Lecturer to unlock secret of sea

Peter Rhodes tells the story of three Black Countrymen involved in the tragedy of HMS M2.

Published
Peter Rhodes

tells the story of three Black Countrymen involved in the tragedy of HMS M2:

They were some of the unluckiest vessels the Royal Navy ever had. Four M-class submarines were planned. Three were built. Two of them sank with all hands in pre-war disasters which horrified the nation.

Wolverhampton University lecturer Mike Williams is preparing to unlock some of the secrets of His Majesty's Submarine M2 which went down 75 years ago.

Whether his luck will hold is anyone's guess. Over the past 30 years the 55-year-old has attempted three dives on the wreck of HMS M2 in Lyme Bay and been beaten by bad weather every time.

"I'm looking at the weather now and it's pretty bad again," he says at his holiday base in Portsmouth.

He knows the risks. Secretary of the Nautical Archeological Society, he describes his hobby as "not unreasonably dangerous but potentially dangerous."

He speaks only days after a couple of experienced divers died in the wreck of HMS Scylla off Plymouth. It is believed they ran out of air after becoming lost or trapped deep inside the sunken warship.

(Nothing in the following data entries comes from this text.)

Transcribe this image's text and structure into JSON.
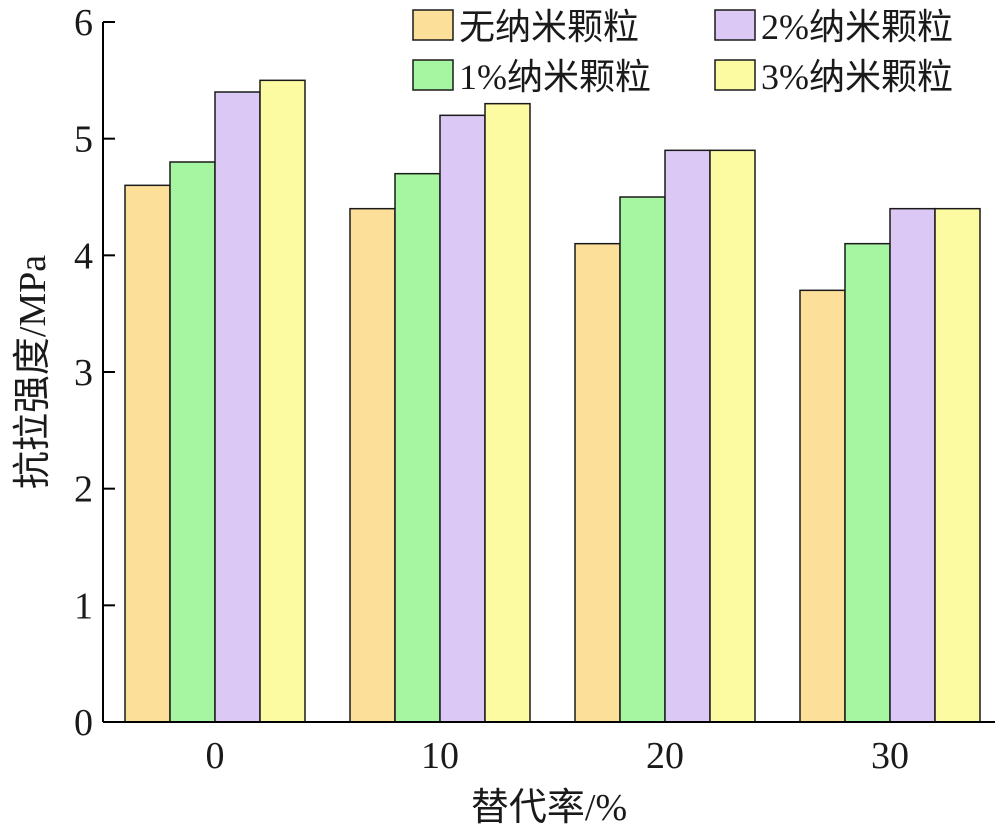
{
  "chart_data": {
    "type": "bar",
    "categories": [
      "0",
      "10",
      "20",
      "30"
    ],
    "series": [
      {
        "name": "无纳米颗粒",
        "color": "#FCE09A",
        "values": [
          4.6,
          4.4,
          4.1,
          3.7
        ]
      },
      {
        "name": "1%纳米颗粒",
        "color": "#A6F5A0",
        "values": [
          4.8,
          4.7,
          4.5,
          4.1
        ]
      },
      {
        "name": "2%纳米颗粒",
        "color": "#DCC8F5",
        "values": [
          5.4,
          5.2,
          4.9,
          4.4
        ]
      },
      {
        "name": "3%纳米颗粒",
        "color": "#FDFBA2",
        "values": [
          5.5,
          5.3,
          4.9,
          4.4
        ]
      }
    ],
    "xlabel": "替代率/%",
    "ylabel": "抗拉强度/MPa",
    "ylim": [
      0,
      6
    ],
    "yticks": [
      0,
      1,
      2,
      3,
      4,
      5,
      6
    ],
    "grid": false,
    "legend_position": "top-right"
  }
}
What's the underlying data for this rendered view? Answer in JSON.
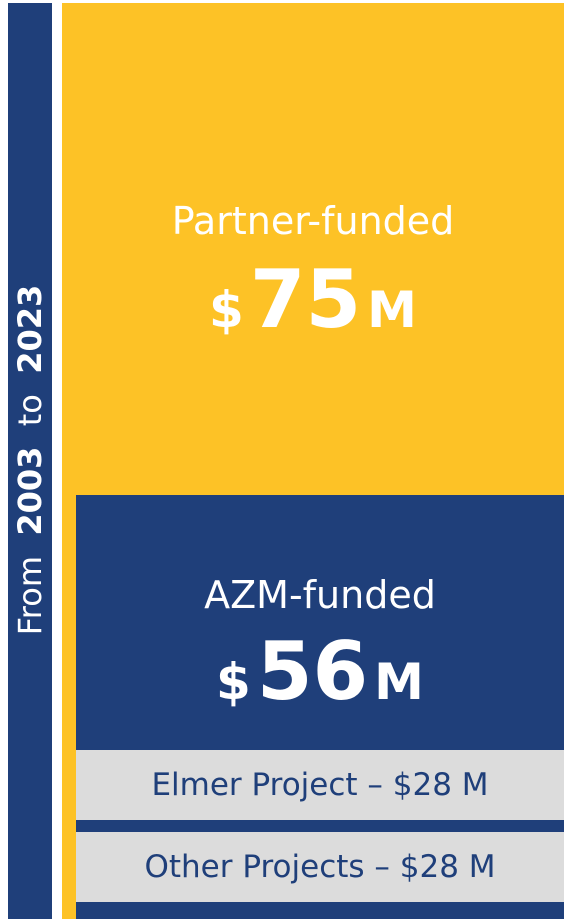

"We do not take unnecessary risks," insists Mr Williams, a senior lecturer in law. "If you go climbing, mountaineering or parachuting there are always risks. But this is probably less dangerous than driving to work."

His team's mission to M2 is not to enter the hull - it is a designated war grave - but to film the wreck for later examination.

The divers also hope to attach a buoy from which a flag will "fly" underwater in silent tribute to the British sailors who died on a most unusual vessel.

The loss of M2 was a huge blow to the Roy-al Navy and to Britain. It led to calls for submarines to be banned throughout the world.

Mike Williams says the tragedy was the result of the navy's ambition outstripping its technology. The M-class subs, weighing 2,000 tons and almost as long as a football pitch, were originally fitted with big guns designed to sink ships up to 20 miles away.

Supporting image.

All went well until January 26, 1932, when M2 left her base at Portland on exercise. Her last communication was a radio message just after 10am. An hour later a passing coaster noticed a large submarine diving stern first.

HMS M2 was found on the bottom eight days later. The hangar door was open and the aircraft still in it. The accident was believed to be due to water entering the submarine through the hangar door.

Some believe the Royal Navy's crack crew, always racing to beat their previous record for launching the aircraft, opened the hangar door while the deck was still awash.

A rival theory is that the stern hydroplanes, used to hold the vessel at the surface, suddenly failed. This would account for M2 vanishing stern first.

Wolverhampton mourned the loss of one crew member, 28-year-old William Peplow of Napier Road. A sailor from the age of 16, he was part of a crew of 60. Within hours, all were "presumed drowned."

Mike Williams is not the first Black Countryman to visit M2 since the tragedy. Ernest Cox, the legendary Wolverhampton salvage expert who had raised the scuttled German fleet at Scapa Flow, was hired to salvage the huge sub.

"Some historical figures you'd just love to meet, and Ernest Cox is one of mine," says Mr Williams. "He was the best in the world with his salvage expertise."

But bad weather defeated even Cox's genius. On December 8, 1932, his team lifted M2 to within 20 feet of the surface before a gale sprang up, sending her down to her final resting place. The submarine currently lies upright on the sea bed about 90 feet below the surface.

After the terrible loss of His Majesty's Submarines M1 and M2, the crews sent to the sole surviving M-class sub M3 must have had a worrying time. In fact, against the odds, M3 had a long and successful life as a mine-layer. She was sold days after the 1932 M2 disaster and was scrapped a few weeks later.

Mr Williams's dive, a co-operative effort between the Fleet Air Arm, the Submariners' Association and the Nautical Archaeology Society, is scheduled for September 3-6.

Whatever happens, his priority is that HMS M2, having claimed 60 lives, will not claim any more.

"The weather outlook is pretty awful and I'm beginning to have nightmares," he says. "We're prepared to put up with any discomfort but we're not going to push things."